We know from our constraints on $f$ that each term being averaged here, eg, $P(X \in f(E) | X = x_i)$, is greater than 0.9, and this means that the whole average is also greater than 0.9. Also, reducing this average using the law of total probability, we end up with the following expression: $P(X \in f(E))$. In other words, that whole average gives us our prior probability that the value of $X$ is in $f(E)$ whatever $f(E)$ turns out to be. This gives us the following theorem:

$P(X \in f(E)) \geq 0.9$

Our prior probability that the true value is in $f(E)$ must be greater than or equal to 0.9, and this holds no matter what our prior is!
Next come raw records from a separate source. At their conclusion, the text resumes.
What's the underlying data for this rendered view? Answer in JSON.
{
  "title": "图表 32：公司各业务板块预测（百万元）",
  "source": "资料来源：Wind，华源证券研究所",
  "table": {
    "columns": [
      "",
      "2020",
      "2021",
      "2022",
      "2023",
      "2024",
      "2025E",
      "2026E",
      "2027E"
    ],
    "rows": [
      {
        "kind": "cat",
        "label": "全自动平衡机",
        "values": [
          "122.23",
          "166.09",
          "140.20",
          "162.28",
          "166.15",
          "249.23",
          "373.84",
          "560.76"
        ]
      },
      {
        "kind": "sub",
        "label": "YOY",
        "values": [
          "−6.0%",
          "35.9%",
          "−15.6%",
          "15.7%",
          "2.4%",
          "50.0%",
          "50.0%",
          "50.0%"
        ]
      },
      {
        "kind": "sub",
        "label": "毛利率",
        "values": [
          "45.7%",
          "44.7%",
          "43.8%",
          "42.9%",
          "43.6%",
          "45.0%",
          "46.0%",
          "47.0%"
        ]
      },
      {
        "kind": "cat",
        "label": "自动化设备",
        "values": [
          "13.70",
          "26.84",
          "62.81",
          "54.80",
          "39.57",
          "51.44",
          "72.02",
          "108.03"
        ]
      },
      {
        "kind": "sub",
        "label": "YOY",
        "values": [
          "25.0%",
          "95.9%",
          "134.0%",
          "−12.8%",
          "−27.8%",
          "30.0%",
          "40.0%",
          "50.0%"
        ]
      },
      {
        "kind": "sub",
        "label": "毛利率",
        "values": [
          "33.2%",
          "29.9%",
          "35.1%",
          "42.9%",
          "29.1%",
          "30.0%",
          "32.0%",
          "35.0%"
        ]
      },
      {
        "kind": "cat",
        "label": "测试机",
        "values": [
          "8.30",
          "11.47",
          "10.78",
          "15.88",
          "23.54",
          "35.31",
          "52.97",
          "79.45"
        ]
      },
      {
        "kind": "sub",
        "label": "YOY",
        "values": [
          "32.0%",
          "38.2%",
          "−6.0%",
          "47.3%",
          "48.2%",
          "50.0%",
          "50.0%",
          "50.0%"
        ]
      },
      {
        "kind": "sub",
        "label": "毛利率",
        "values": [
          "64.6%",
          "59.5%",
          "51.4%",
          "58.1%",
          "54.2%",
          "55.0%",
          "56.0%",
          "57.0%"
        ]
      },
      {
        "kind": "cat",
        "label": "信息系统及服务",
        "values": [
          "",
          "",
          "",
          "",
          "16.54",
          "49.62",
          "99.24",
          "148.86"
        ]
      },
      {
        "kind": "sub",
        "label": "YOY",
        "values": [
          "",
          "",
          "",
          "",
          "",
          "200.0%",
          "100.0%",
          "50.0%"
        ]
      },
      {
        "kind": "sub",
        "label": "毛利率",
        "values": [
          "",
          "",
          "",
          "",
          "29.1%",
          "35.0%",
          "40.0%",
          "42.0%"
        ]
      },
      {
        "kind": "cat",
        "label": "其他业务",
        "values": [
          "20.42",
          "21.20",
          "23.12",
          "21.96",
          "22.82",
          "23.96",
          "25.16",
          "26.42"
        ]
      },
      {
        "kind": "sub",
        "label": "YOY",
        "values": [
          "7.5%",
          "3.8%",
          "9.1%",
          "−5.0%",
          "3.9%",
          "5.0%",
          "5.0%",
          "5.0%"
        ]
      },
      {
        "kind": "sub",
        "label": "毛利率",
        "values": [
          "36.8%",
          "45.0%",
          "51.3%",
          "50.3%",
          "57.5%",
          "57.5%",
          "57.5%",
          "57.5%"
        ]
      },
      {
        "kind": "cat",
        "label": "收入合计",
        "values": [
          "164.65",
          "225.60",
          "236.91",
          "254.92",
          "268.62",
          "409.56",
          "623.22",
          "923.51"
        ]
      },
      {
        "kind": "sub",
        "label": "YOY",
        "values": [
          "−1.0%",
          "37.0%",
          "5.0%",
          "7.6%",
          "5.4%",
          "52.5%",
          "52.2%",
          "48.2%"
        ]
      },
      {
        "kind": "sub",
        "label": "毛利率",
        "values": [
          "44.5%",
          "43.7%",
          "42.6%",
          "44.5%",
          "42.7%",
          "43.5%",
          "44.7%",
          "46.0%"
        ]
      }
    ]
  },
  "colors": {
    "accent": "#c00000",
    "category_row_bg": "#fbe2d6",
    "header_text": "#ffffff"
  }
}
The prior has simplified out of the formula by the law of total probability.

Now this does not mean that we agree very much, at best it means that we would have agreed before we saw the value of $E$ about the probability of $X$ being in $f(E)$ if we somehow knew what $f(E)$ was without gaining any information about $E$. Still, this is an interesting way to think about confidence intervals, and we can it helps us spot cases where using confidence intervals instead of credible intervals makes sense in practice. For one, it makes sense to use confidence intervals if you think that your prior has been chosen adversarially, or if you are sufficiently skeptical of your prior. For example, if you think your prior might favor the conclusion you wanted to be true, even after you try to account for that bias. It also makes sense to use confidence intervals in cases where we do not trust each others’ priors, or where our priors are not relevant to some social epistemic practice, such as science.

An interesting question I would like to work out some day is when in principle it makes sense to use confidence intervals instead of credible intervals. What are the exact formal conditions where betting according to confidence intervals gives you a better expected payout than betting according to your credible intervals? It’s not enough for your prior to have been chosen adversarially, or to be biased in favor of conclusions for no good reason. Your prior has to be messed up enough, perhaps messed up enough that you’re better off ignoring it, since confidence intervals do seem to ignore it overall. There should be some formal condition that tells us exactly what it means for your prior to be “messed up enough”, but until someone finds it, I suggest using confidence intervals whenever you or those you wish to convince might reasonably be skeptical of your prior.